Shayna Bialik is a co-pastor at that church — located off East Tudor Road and Lake Otis Parkway, and formerly called Joy Christian Center — and said she recently got back from vacation and noticed a change in demeanor among airport workers.
“The TSA agents were grumpy, and I would be too,” she said. This weekend, the church is working on putting together another meal to drop off at the airport for 180 workers affected by the shutdown.
“It’s one meal, but it’s something,” Bialik said. “We know there’s obviously thousands of other federal employees, but being a small church, we can only do so much.”
The Armed Services YMCA of Alaska has five food pantries in the state that are usually available to members of the military. During the shutdown, the organization has opened that up to every federal worker who has access to the installations where the pantries are.
The nonprofit is helping “fill the gaps in services and needs,” said executive director Sarah Riffer.
“It’s really no different than what we do every single day," she said, “it’s just a bit busier right now.”
Spivey wants to get back to work for more than just her paycheck, she said. It’s also the routine, and the fact that a lot of people in her social circle are carrying on with their jobs.
“I’m at the point now where, I don’t leave the house that much,” she said. “Every time you leave the house, you spend money. You go to the store to buy milk, you leave with $25 of other crap.”
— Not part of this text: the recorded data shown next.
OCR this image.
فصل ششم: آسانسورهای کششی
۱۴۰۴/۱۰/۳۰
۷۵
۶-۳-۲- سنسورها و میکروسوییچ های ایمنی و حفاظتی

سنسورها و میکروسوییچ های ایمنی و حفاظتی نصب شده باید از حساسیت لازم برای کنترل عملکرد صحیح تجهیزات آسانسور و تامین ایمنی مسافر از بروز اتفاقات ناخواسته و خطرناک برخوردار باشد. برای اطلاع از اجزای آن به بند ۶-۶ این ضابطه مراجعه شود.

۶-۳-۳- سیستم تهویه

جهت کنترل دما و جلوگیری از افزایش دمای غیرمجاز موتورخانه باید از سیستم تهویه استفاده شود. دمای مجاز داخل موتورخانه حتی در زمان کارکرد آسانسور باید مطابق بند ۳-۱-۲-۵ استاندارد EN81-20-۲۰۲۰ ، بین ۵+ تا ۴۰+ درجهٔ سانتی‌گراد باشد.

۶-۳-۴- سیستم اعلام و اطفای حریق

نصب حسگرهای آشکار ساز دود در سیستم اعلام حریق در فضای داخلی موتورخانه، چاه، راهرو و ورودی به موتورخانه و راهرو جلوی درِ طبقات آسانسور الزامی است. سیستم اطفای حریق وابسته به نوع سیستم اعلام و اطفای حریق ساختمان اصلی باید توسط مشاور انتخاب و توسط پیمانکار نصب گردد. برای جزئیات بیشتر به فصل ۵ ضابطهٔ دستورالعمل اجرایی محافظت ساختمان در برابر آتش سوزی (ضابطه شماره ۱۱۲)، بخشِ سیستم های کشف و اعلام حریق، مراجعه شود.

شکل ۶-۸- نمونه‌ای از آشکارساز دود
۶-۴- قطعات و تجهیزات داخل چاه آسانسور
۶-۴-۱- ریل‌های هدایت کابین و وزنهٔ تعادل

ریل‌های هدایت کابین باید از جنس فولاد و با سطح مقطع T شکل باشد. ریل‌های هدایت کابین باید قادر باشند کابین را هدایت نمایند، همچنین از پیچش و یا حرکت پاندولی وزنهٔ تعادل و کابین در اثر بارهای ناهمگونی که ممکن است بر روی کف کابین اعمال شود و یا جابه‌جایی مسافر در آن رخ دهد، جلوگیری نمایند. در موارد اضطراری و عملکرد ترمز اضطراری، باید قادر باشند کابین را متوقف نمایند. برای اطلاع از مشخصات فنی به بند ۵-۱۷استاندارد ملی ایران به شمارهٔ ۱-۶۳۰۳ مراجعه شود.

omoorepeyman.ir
In Van Peursem’s office, meteorologists can only perform essential duties related to the protection of life and property, he said. That means not much else besides the forecast and related advisories.
“They’re going to keep doing the job and putting the forecast out and getting the warnings out and making sure people are aware,” he said. “For them, it’s a passion. ... Hopefully the shutdown ends and we can get paid. But the mission won’t stop.”